In the bowl of a stand mixer fitted with the paddle attachment, beat butter and brown sugar at medium speed until creamy, 2 to 3 minutes, stopping to scrape sides of bowl. Beat in molasses and vanilla.
In a medium bowl, whisk together flour, graham cracker crumbs, cinnamon, baking soda, and salt. With mixer on low speed, gradually add flour mixture to butter mixture, beating until combined.
Turn out dough, and shape into a disk. Wrap tightly in plastic wrap, and refrigerate for at least 30 minutes.
Preheat oven to 350°F (180°C). Line baking sheets with parchment paper.
Divide dough into 12 portions (about 60 grams each). Roll each portion into a ball, slightly flatten, and lightly dust with flour. Using a well-floured cookie press, press each ball until edges of dough slightly exceed diameter of press. Gently pull dough off press. (See Note). Using a 2/-inch round fluted cutter dipped in flour, cut pressed dough without twisting cutter. Place 2 inches apart on prepared pans. Using a pastry brush, gently brush off excess flour from cookies. Repeat rolling, pressing, and cutting dough scraps to use all dough.

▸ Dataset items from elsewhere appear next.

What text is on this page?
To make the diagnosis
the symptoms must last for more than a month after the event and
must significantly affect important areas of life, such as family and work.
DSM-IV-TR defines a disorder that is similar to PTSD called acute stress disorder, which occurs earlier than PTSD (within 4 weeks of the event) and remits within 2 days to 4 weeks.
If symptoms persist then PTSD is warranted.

Bake until bottom edges are very lightly browned, 10 to 12 minutes. Let cool completely on pans on wire racks. Store in an airtight container for up to 4 days.
Notes
If your metal cookie press is not releasing well, use a quick burst from a handheld kitchen torch to warm it up. The heat will warm the butter in the dough enough to release while still holding the perfect design.